UDL and Project-based learning
The 3 principles of universal design for learning are well suited for a project-based learning environment. Many guidelines and suggestions to make learning more accessible to all students are rooted in project-based learning so that often, extra strategies and time put in to universal understanding is minimized. This isn't to say it can be neglected, there will always be students who struggle whatever the teaching style is, but this approach is more open ended and allows for greater student flexibility than a traditional direct instruction method.

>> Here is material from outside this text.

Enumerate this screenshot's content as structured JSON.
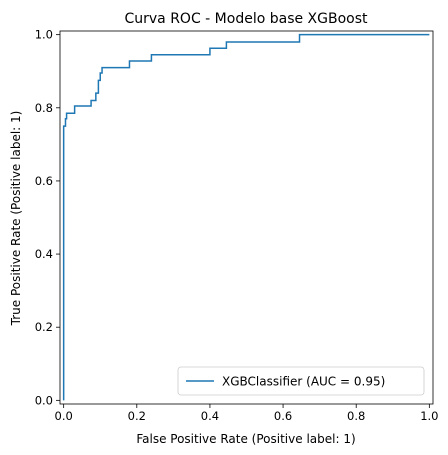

Principle 1: Provide multiple means of representation
Students have different ways of understanding information and those with special needs will me more inclined to understand when presented with material in heir own ways. During PBL, there are multiple avenues available to students for comprehending material if a few minor adjustments are made. Some students have learning disabilities, such as dyslexia, and might benefit from a video of a class discussion of a reading. While they struggle to understand the reading, they could miss the reflection. Watching a video of that reflection at home can help fill in some questions they might have had from the reading yet were not able to listen to it in class. The same approach would be useful for English learners as well. For students with sensory disabilities, videos, handouts of audio lessons, among other things, can be used to help with understanding.
Principle 2: Provide multiple means of action and expression
One of the main components of PBL is to present the material to an audience. Due to the voice and choice that students have in PBL, many times they can choose their ideal way of presenting this material. In UDL, this is key because students with special needs have a variety of strengths and weaknesses that are likely more defined than other students. While it is ideal to have students work on both their strengths and weaknesses, students with special needs might not be able to present in more than one or two ways. PBL gives all students a choice in how to present their material and in doing so, assures that all students can participate in the lesson.
Principal 3: Provide multiple means of engagement
All students are motivated to learn in different ways. Some students work best in a spontaneous environment while other students need a strict, guided approach to daily lessons. With a bit of tweaking, PBL can offer both. For the student who thrives with spontaneity, maybe looking at the "need to know" list and asking the class which question they want to answer today would provide that spark. Other students who need order and a strict routine can be given a calendar of each daily objective throughout the project. In either instance, the teacher has prepared both of these in advance and just needs to pick on that is more tailored to the class. Many students enjoy working in groups, and those with special needs benefit from the social interaction group work provides. However, there are those students who cannot work in groups and would much prefer to complete their project alone. PBL is designed to be completed in groups, but it can certainly be completed individually.